If you’re curious about the steps or the project structure, read on.
HTML imports and dependency management
For HTML imports to de-duplicate your resources correctly, each component you use needs to have a single, canonical URL. The Polymer components handle this by assuming that all components are installed in sibling directories:
bower_components/
iron-icon/
iron-icon.html
paper-icon-button/
paper-icon-button.html
paper-ripple/
paper-ripple.html
polymer/
polymer.html
In this structure, iron-icon.html
can import Polymer like this:
<link rel="import" href="../polymer/polymer.html">
And paper-icon-button.html
can import both Polymer and <iron-icon>
like this:
<link rel="import" href="../polymer/polymer.html">
<link rel="import" href="../iron-icon/iron-icon.html">
If you want to create a re-usable component that depends on Polymer, you need to use the same relative path structure.

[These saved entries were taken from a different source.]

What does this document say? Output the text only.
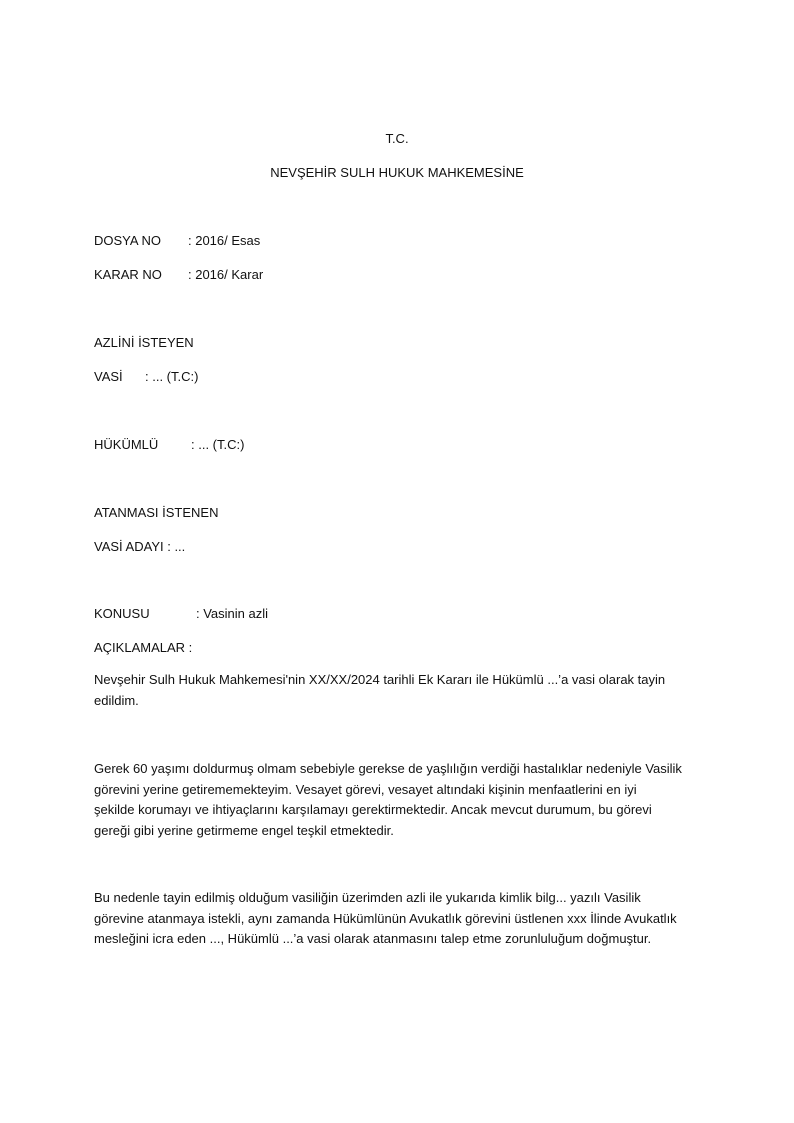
T.C.
NEVŞEHİR SULH HUKUK MAHKEMESİNE
DOSYA NO : 2016/ Esas
KARAR NO : 2016/ Karar
AZLİNİ İSTEYEN
VASİ : ... (T.C:)
HÜKÜMLÜ	: ... (T.C:)
ATANMASI İSTENEN
VASİ ADAYI : ...
KONUSU	: Vasinin azli
AÇIKLAMALAR :
Nevşehir Sulh Hukuk Mahkemesi'nin XX/XX/2024 tarihli Ek Kararı ile Hükümlü ...’a vasi olarak tayin
edildim.
Gerek 60 yaşımı doldurmuş olmam sebebiyle gerekse de yaşlılığın verdiği hastalıklar nedeniyle Vasilik
görevini yerine getirememekteyim. Vesayet görevi, vesayet altındaki kişinin menfaatlerini en iyi
şekilde korumayı ve ihtiyaçlarını karşılamayı gerektirmektedir. Ancak mevcut durumum, bu görevi
gereği gibi yerine getirmeme engel teşkil etmektedir.
Bu nedenle tayin edilmiş olduğum vasiliğin üzerimden azli ile yukarıda kimlik bilg... yazılı Vasilik
görevine atanmaya istekli, aynı zamanda Hükümlünün Avukatlık görevini üstlenen xxx İlinde Avukatlık
mesleğini icra eden ..., Hükümlü ...’a vasi olarak atanmasını talep etme zorunluluğum doğmuştur.
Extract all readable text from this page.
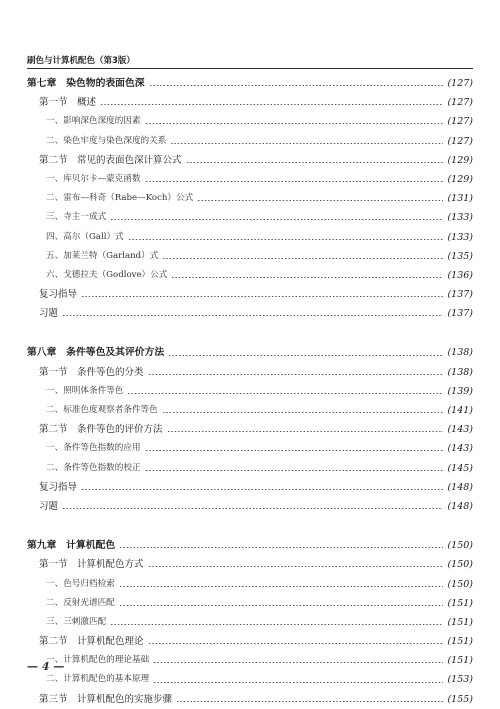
刷色与计算机配色（第3版）
第七章　染色物的表面色深	(127)
第一节　概述	(127)
一、影响深色深度的因素	(127)
二、染色牢度与染色深度的关系	(127)
第二节　常见的表面色深计算公式	(129)
一、库贝尔卡—蒙克函数	(129)
二、雷布—科奇（Rabe—Koch）公式	(131)
三、寺主一成式	(133)
四、高尔（Gall）式	(133)
五、加莱兰特（Garland）式	(135)
六、戈德拉夫（Godlove）公式	(136)
复习指导	(137)
习题	(137)
第八章　条件等色及其评价方法	(138)
第一节　条件等色的分类	(138)
一、照明体条件等色	(139)
二、标准色度观察者条件等色	(141)
第二节　条件等色的评价方法	(143)
一、条件等色指数的应用	(143)
二、条件等色指数的校正	(145)
复习指导	(148)
习题	(148)
第九章　计算机配色	(150)
第一节　计算机配色方式	(150)
一、色号归档检索	(150)
二、反射光谱匹配	(151)
三、三刺激匹配	(151)
第二节　计算机配色理论	(151)
一、计算机配色的理论基础	(151)
二、计算机配色的基本原理	(153)
第三节　计算机配色的实施步骤	(155)
— 4 —
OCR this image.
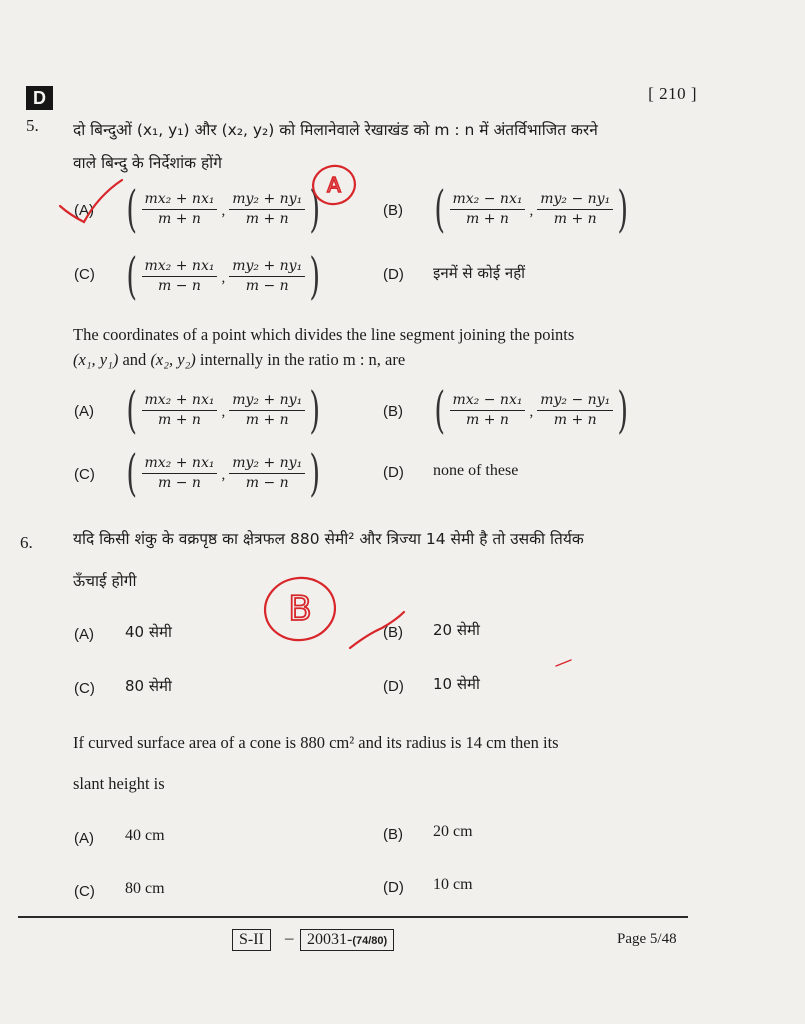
D	[ 210 ]
5. दो बिन्दुओं (x₁, y₁) और (x₂, y₂) को मिलानेवाले रेखाखंड को m : n में अंतर्विभाजित करने
वाले बिन्दु के निर्देशांक होंगे
(A) ( $\frac{\text{mx₂ + nx₁}}{m + n}$ , $\frac{\text{my₂ + ny₁}}{m + n}$ )	(B) ( $\frac{\text{mx₂ − nx₁}}{m + n}$ , $\frac{\text{my₂ − ny₁}}{m + n}$ )
(C) ( $\frac{\text{mx₂ + nx₁}}{m - n}$ , $\frac{\text{my₂ + ny₁}}{m - n}$ )	(D) इनमें से कोई नहीं
The coordinates of a point which divides the line segment joining the points
(x₁, y₁) and (x₂, y₂) internally in the ratio m : n, are
(A) ( $\frac{\text{mx₂ + nx₁}}{m + n}$ , $\frac{\text{my₂ + ny₁}}{m + n}$ )	(B) ( $\frac{\text{mx₂ − nx₁}}{m + n}$ , $\frac{\text{my₂ − ny₁}}{m + n}$ )
(C) ( $\frac{\text{mx₂ + nx₁}}{m - n}$ , $\frac{\text{my₂ + ny₁}}{m - n}$ )	(D) none of these
6.	यदि किसी शंकु के वक्रपृष्ठ का क्षेत्रफल 880 सेमी² और त्रिज्या 14 सेमी है तो उसकी तिर्यक
ऊँचाई होगी
(A) 40 सेमी	(B) 20 सेमी
(C) 80 सेमी	(D) 10 सेमी
If curved surface area of a cone is 880 cm² and its radius is 14 cm then its
slant height is
(A) 40 cm	(B) 20 cm
(C) 80 cm	(D) 10 cm
S-II	– 20031-(74/80)	Page 5/48
A
B
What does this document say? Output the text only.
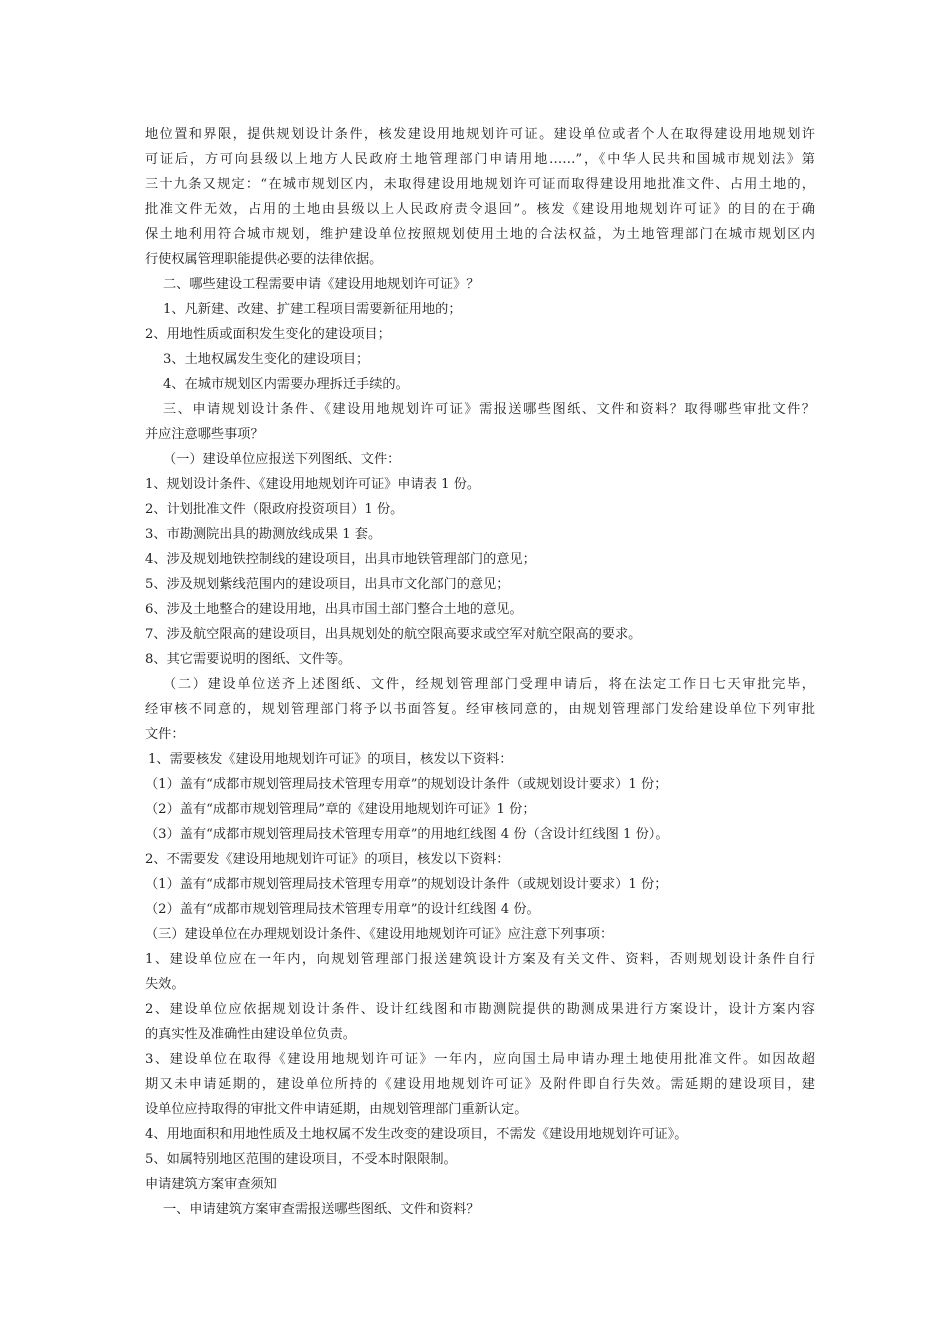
地位置和界限，提供规划设计条件，核发建设用地规划许可证。建设单位或者个人在取得建设用地规划许
可证后，方可向县级以上地方人民政府土地管理部门申请用地……”，《中华人民共和国城市规划法》第
三十九条又规定：“在城市规划区内，未取得建设用地规划许可证而取得建设用地批准文件、占用土地的，
批准文件无效，占用的土地由县级以上人民政府责令退回”。核发《建设用地规划许可证》的目的在于确
保土地利用符合城市规划，维护建设单位按照规划使用土地的合法权益，为土地管理部门在城市规划区内
行使权属管理职能提供必要的法律依据。
二、哪些建设工程需要申请《建设用地规划许可证》？
1、凡新建、改建、扩建工程项目需要新征用地的；
2、用地性质或面积发生变化的建设项目；
3、土地权属发生变化的建设项目；
4、在城市规划区内需要办理拆迁手续的。
三、申请规划设计条件、《建设用地规划许可证》需报送哪些图纸、文件和资料？取得哪些审批文件？
并应注意哪些事项？
（一）建设单位应报送下列图纸、文件：
1、规划设计条件、《建设用地规划许可证》申请表 1 份。
2、计划批准文件（限政府投资项目）1 份。
3、市勘测院出具的勘测放线成果 1 套。
4、涉及规划地铁控制线的建设项目，出具市地铁管理部门的意见；
5、涉及规划紫线范围内的建设项目，出具市文化部门的意见；
6、涉及土地整合的建设用地，出具市国土部门整合土地的意见。
7、涉及航空限高的建设项目，出具规划处的航空限高要求或空军对航空限高的要求。
8、其它需要说明的图纸、文件等。
（二）建设单位送齐上述图纸、文件，经规划管理部门受理申请后，将在法定工作日七天审批完毕，
经审核不同意的，规划管理部门将予以书面答复。经审核同意的，由规划管理部门发给建设单位下列审批
文件：
1、需要核发《建设用地规划许可证》的项目，核发以下资料：
（1）盖有“成都市规划管理局技术管理专用章”的规划设计条件（或规划设计要求）1 份；
（2）盖有“成都市规划管理局”章的《建设用地规划许可证》1 份；
（3）盖有“成都市规划管理局技术管理专用章”的用地红线图 4 份（含设计红线图 1 份）。
2、不需要发《建设用地规划许可证》的项目，核发以下资料：
（1）盖有“成都市规划管理局技术管理专用章”的规划设计条件（或规划设计要求）1 份；
（2）盖有“成都市规划管理局技术管理专用章”的设计红线图 4 份。
（三）建设单位在办理规划设计条件、《建设用地规划许可证》应注意下列事项：
1、建设单位应在一年内，向规划管理部门报送建筑设计方案及有关文件、资料，否则规划设计条件自行
失效。
2、建设单位应依据规划设计条件、设计红线图和市勘测院提供的勘测成果进行方案设计，设计方案内容
的真实性及准确性由建设单位负责。
3、建设单位在取得《建设用地规划许可证》一年内，应向国土局申请办理土地使用批准文件。如因故超
期又未申请延期的，建设单位所持的《建设用地规划许可证》及附件即自行失效。需延期的建设项目，建
设单位应持取得的审批文件申请延期，由规划管理部门重新认定。
4、用地面积和用地性质及土地权属不发生改变的建设项目，不需发《建设用地规划许可证》。
5、如属特别地区范围的建设项目，不受本时限限制。
申请建筑方案审查须知
一、申请建筑方案审查需报送哪些图纸、文件和资料？
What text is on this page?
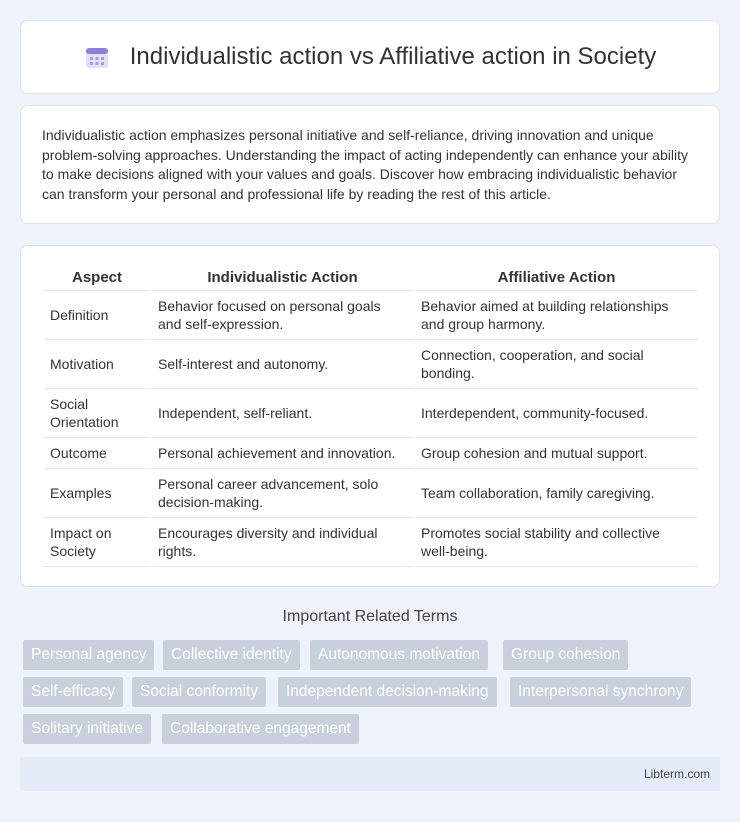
Individualistic action vs Affiliative action in Society

Individualistic action emphasizes personal initiative and self-reliance, driving innovation and unique problem-solving approaches. Understanding the impact of acting independently can enhance your ability to make decisions aligned with your values and goals. Discover how embracing individualistic behavior can transform your personal and professional life by reading the rest of this article.

Aspect	Individualistic Action	Affiliative Action
Definition	Behavior focused on personal goals and self-expression.	Behavior aimed at building relationships and group harmony.
Motivation	Self-interest and autonomy.	Connection, cooperation, and social bonding.
Social Orientation	Independent, self-reliant.	Interdependent, community-focused.
Outcome	Personal achievement and innovation.	Group cohesion and mutual support.
Examples	Personal career advancement, solo decision-making.	Team collaboration, family caregiving.
Impact on Society	Encourages diversity and individual rights.	Promotes social stability and collective well-being.
Important Related Terms
Personal agency	Collective identity	Autonomous motivation	Group cohesion
Self-efficacy	Social conformity	Independent decision-making	Interpersonal synchrony
Solitary initiative	Collaborative engagement
Libterm.com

Testing elements with local bower dependencies
Bower installs components in a flat dependency tree, which works well on the application level. You get a directory structure like this:
my-app/
bower.json
bower_components/
my-element/
my-element.html
my-dependency/
my-dependency.html
index.html
All components are siblings, so my-element.html
can import my-dependency.html
like this:
<link rel="import" href="../my-dependency/my-dependency.html">
However, when you work on an individual custom element repo that has its own Bower dependencies, the default Bower install gives you:
my-element/
bower.json
bower_components/
my-dependency/
my-dependency.html
my-element.html
This breaks the relative paths for my-element
and my-dependency
.
The easiest way to fix this is by setting up a local server that remaps the
paths so that all of the components in bower_components
appear to be
in sibling directories to my-element
. Polyserve does this for you automatically.